With the above scenario in mind, let me share how I envision this working. A an example, I attend a monthly committee meeting named, The Penn State Online Steering Committee where we spend time addressing the forward strategy driving the growth of our World Campus, setting policy recommendations, and discussing anything that has to do with online delivery. It is a meeting filled with deans, vice presidents, and vice provosts so things get done. It is an important meeting and one that generates a lot of paper. What I envision is as agenda items and associated documents begin to flow in for the meeting that my administrative assistant would construct a single note in our shared folder with all attachments uploaded and included on that note. I would then move it to the appropriate notebook where I could act upon it during the meeting — taking notes, snapping photos of presentation slides, or even recording audio of portions of the meeting. All of it in one place and not taking up space on my desk in the form of disconnected pieces of content. Below is an example of how it might look with a combination of notes and attachments — in this case the pre-planning notes and the slides used in a recent meeting with Blackboard.

Screen Shot 2012-12-30 at 4.19.17 PM

The other subtle parts to this experience include a few other tweaks to my digital life. The first is using Pocket across all devices to grab stuff to read in the moments I have walking to meetings or the evenings.

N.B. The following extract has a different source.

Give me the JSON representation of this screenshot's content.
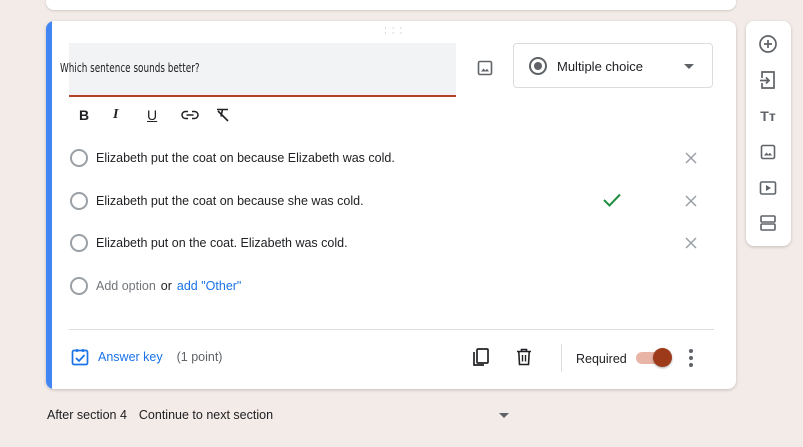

I used to use Instapaper, but stopped when it didn’t work well with my reader of choice on iOS. I am now back into picking things off to read later with Pocket. I am also managing a switch to Chrome with a few very handy extensions to drive it all — obviously both the Evernote Clipping extension and the Pocket extension are there. But I’ve also added another Evernote property in Evernote Clearly. It is like the Reader button in Safari, but it adds the ability to highlight articles and automatically drop them into a specific notebook in Evernote with the highlights in place. It works very well.

All in all, there is nothing earth shattering here. I need to do a better job curating the content that impacts my day to day life and I am openly admitting I need help in getting that done. I can no longer rely on the scatter shot methods I’ve been living with, so I need to resolve to pay closer attention to making it all work better. I’d be interested in hearing what approaches have worked for others and if my described framework seems reasonable.